Her comments come after the Evening News exclusively revealed that stations across the Capital have been reduced from two to one engine in recent months, while specialist roles such as water rescue and major crash response have also suffered.
The Fire Brigades Union (FBU) said the biggest staffing shortage in a generation came to a head on Saturday when Marionville Fire Station was closed all day by insufficient numbers.
Marionville Fire Station serves the Restalrig and Craigentinny areas, part of Ms Denham’s Edinburgh East constituency.
Long-term sickness meant two firefighters were off work at Marionville meaning the remaining three colleagues had to be redeployed elsewhere, as they were unable to operate the station’s one engine. McDonald Road was also down to one of two fire engines while the station’s high ladder was also not staffed – leaving the east of the city shorter still.
The FBU’s East of Scotland secretary, John McKenzie, described the situation as “unprecedented” and said there is now an “increased risk to public safety” as a result of staffing shortages across the city.
Speaking in response to the staffing issues, Ms Denham said: “Operational decisions on the local allocation of resources are a matter for the Scottish Fire & Rescue Service board and chief officer. Since the reform of the fire service, there have been no compulsory redundancies and no station closures.
“The fact is we have increased the spending capacity of SFRS, with £15.5 million this year for their transformation plans. That includes £5.5 million in extra direct funding and ensuring they keep in full £10 million from VAT costs – as well as increased capital funding of £21.7 million for 2017-18. The SFRS is the only fire service in the UK to receive this level of additional funding.
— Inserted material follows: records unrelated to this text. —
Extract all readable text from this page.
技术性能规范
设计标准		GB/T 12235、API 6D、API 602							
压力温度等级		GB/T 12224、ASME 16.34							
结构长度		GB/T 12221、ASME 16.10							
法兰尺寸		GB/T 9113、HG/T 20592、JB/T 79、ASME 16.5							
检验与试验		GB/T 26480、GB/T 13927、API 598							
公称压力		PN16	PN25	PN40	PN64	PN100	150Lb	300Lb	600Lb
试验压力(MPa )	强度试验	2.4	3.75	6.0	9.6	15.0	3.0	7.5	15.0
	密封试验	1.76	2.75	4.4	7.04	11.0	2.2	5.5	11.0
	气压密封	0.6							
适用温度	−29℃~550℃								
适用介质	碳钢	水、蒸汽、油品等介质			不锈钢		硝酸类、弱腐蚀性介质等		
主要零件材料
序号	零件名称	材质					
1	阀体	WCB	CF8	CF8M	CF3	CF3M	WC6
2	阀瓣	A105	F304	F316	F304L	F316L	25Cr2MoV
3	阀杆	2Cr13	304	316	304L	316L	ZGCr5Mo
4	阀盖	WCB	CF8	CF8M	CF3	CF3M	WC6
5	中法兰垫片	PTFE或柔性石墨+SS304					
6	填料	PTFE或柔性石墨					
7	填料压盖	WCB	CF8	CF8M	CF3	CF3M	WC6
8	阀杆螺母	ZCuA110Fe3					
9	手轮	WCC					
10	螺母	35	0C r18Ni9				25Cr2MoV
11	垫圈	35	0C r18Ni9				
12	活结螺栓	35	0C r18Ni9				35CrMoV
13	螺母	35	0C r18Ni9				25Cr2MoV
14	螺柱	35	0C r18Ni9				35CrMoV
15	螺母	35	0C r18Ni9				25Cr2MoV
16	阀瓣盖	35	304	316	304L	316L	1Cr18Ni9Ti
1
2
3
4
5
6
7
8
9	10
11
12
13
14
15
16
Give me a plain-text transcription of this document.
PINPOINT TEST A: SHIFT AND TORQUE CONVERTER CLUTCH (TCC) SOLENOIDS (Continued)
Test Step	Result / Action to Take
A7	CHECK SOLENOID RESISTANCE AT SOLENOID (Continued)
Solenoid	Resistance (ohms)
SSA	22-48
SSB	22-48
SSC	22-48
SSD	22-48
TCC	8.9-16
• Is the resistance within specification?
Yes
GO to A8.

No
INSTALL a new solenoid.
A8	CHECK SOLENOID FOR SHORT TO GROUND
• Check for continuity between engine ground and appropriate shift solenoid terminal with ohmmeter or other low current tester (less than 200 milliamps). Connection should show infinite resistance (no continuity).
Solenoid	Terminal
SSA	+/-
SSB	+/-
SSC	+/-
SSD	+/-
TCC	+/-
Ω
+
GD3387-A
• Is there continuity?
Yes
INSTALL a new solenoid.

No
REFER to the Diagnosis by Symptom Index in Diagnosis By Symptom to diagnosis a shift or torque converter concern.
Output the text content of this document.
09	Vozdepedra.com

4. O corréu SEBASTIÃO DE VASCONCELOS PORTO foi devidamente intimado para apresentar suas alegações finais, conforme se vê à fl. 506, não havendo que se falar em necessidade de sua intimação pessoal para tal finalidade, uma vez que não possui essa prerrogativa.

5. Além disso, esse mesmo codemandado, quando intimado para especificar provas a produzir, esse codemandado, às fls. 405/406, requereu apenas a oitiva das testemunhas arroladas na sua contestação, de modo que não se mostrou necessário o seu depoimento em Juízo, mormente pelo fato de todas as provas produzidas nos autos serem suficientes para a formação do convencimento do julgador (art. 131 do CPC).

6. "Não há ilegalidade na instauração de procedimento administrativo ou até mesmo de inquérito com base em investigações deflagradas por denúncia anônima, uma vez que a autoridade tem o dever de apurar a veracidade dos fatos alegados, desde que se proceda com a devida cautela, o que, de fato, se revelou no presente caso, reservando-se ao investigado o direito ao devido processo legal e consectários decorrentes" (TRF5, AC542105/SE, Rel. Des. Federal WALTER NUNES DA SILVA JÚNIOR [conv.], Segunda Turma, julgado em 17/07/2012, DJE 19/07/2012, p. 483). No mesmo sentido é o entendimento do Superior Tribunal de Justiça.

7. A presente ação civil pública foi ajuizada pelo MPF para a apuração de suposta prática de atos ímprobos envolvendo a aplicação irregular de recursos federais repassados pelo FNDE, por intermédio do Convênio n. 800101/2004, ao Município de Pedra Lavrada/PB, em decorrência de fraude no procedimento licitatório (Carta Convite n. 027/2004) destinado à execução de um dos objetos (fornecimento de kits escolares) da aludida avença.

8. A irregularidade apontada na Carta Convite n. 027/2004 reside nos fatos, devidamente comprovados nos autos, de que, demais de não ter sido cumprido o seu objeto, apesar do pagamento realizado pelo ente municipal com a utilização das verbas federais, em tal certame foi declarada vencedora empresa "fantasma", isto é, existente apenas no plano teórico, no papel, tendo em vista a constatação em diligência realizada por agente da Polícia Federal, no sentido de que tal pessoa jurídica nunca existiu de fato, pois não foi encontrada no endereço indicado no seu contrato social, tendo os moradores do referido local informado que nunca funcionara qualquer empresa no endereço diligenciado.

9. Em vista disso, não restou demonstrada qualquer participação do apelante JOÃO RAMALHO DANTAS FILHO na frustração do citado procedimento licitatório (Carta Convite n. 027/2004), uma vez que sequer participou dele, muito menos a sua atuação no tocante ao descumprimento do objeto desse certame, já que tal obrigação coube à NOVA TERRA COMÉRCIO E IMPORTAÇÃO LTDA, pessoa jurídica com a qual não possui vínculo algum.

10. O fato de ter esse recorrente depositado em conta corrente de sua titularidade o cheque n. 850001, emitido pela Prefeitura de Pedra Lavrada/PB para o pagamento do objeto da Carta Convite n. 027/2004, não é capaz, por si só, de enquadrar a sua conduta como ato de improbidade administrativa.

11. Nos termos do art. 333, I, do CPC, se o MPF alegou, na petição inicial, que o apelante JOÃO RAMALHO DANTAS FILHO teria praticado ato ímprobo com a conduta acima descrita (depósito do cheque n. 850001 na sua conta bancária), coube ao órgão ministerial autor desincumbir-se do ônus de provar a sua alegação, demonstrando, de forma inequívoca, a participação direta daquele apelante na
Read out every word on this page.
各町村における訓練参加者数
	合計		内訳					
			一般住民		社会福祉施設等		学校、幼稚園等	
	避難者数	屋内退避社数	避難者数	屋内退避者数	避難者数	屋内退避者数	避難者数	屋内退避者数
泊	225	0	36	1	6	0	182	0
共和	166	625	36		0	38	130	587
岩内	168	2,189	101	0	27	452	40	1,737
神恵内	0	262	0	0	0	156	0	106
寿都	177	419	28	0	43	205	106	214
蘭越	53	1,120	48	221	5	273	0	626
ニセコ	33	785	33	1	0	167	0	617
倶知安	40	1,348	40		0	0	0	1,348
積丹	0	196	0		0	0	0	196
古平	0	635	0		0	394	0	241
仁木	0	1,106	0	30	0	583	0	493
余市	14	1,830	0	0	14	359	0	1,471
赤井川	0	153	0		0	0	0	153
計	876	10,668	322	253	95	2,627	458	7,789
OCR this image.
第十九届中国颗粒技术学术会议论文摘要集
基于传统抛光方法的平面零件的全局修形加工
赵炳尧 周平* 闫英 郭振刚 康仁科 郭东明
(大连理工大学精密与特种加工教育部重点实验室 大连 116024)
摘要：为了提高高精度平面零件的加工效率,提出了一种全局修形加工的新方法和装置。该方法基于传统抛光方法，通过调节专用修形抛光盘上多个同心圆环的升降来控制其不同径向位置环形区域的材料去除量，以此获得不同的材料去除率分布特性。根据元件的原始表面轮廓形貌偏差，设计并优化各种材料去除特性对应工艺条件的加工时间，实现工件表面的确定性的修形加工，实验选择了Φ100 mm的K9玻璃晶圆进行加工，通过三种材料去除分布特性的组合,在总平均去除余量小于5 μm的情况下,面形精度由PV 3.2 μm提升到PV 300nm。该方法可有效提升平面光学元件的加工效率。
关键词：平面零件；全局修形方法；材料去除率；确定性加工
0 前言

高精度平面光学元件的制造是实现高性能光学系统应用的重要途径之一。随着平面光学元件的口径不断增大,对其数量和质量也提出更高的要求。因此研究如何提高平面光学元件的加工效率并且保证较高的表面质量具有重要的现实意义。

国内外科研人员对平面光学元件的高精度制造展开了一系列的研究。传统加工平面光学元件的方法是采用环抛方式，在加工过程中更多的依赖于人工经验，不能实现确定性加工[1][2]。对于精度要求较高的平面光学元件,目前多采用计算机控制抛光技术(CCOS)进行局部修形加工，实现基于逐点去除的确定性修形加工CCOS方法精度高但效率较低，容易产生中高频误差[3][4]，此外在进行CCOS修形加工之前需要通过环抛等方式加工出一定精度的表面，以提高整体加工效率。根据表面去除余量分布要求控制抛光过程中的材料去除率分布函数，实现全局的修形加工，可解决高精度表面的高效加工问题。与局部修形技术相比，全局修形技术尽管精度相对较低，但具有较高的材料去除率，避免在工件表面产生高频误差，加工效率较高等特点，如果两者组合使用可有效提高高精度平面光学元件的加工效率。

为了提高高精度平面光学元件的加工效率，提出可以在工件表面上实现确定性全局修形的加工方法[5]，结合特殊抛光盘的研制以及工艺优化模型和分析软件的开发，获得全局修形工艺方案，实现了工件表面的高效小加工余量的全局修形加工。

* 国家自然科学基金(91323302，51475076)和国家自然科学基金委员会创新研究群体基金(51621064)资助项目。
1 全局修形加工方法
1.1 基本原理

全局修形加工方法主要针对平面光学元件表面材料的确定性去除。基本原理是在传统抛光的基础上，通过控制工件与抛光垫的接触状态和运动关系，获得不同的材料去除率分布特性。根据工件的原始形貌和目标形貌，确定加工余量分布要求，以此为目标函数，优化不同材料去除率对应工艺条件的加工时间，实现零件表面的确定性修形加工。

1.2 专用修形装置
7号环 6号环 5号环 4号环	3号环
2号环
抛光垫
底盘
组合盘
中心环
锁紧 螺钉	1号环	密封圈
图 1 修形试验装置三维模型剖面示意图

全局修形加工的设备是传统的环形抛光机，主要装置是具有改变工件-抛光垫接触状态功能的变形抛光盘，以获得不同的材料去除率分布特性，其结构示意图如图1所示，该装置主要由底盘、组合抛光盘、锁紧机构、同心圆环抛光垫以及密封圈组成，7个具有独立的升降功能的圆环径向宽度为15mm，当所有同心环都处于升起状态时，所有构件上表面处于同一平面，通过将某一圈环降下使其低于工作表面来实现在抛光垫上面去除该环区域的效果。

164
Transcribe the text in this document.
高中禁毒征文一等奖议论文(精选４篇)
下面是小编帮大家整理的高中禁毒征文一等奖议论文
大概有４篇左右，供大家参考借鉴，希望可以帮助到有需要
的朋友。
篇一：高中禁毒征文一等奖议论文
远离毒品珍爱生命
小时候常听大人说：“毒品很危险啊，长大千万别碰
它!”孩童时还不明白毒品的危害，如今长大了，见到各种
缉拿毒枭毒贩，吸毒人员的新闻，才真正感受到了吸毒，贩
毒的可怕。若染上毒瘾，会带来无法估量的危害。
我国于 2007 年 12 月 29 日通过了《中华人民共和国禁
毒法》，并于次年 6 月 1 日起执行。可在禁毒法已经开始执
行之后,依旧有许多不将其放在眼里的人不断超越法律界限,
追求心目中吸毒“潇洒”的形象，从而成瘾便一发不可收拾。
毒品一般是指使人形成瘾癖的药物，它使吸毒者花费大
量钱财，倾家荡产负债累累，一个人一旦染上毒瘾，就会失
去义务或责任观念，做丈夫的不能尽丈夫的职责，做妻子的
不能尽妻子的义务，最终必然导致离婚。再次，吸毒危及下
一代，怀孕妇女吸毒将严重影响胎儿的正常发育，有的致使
“The SFRS are currently negotiating a new pay deal for firefighters to reflect their flexible role. I encourage all involved in those talks to reach a fair deal as soon as possible.”
But Mr McKenzie said that the crisis has left duty officers “dreading” shifts with their “hands tied” and in an impossible situation.
He pointed to a national shortage with more than 500 fewer firefighters than five years ago and a target number agreed last August of 3,021 never met.
Mr McKenzie says the service is “chronically under resourced” and blamed the strategic leadership team and Scottish Fire and Rescue Service board.
Kenny Rogers, Scottish Fire and Rescue Service’s Local Senior Officer for the Capital, stressed that the fire service continues to respond to every emergency call.
A total of 105 new whole-time firefighters will also shortly take up positions across Scotland, and a further 60 new recruits will begin their training in January next year.
Of the 105 new whole-time firefighters, 13 will be stationed in Edinburgh.